MM-GradCAM: an improved multimodal GradCAM method with 1D and 2D ECG data for detection of cardiac arrhythmia

Abstract As cardiac arrhythmia remains one of the leading causes of death worldwide, early and accurate diagnosis of cardiac arrhythmia is critical to improving patient outcomes. Electrocardiogram (ECG) analysis plays a critical role in the diagnosis of these diseases, and recent advances in deep learning have led to significant advances in automated ECG interpretation.

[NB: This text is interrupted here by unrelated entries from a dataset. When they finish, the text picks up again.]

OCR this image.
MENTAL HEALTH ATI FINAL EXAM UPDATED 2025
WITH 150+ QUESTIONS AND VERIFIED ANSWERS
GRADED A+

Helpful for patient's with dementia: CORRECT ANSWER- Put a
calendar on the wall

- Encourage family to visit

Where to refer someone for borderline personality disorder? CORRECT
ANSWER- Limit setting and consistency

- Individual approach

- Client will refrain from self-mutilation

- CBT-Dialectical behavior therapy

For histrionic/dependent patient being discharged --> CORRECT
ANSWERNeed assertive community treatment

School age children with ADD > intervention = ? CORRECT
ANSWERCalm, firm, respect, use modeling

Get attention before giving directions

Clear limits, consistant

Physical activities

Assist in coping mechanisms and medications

However, the “black box” nature of these models limits clinical confidence and highlights the need for explainable artificial intelligence methods. This study presents an innovative MM-GradCAM method that combines two different data formats, providing explainability for both 1D ECG signal and 2D ECG image data. Using a dataset of more than 10,000 patients, a 17-layer CNN model capable of four-class arrhythmia detection was developed and separate explainability outputs were obtained for each data form. The resulting explainability maps were evaluated by a cardiologist and the interpretability and clinical significance of the model were verified. The signal form achieved 93.07% accuracy, while the image form achieved 97.44% accuracy. As a pioneering approach for explainability in medical diagnosis, MM-GradCAM has the potential to increase reliability and transparency in medical AI applications.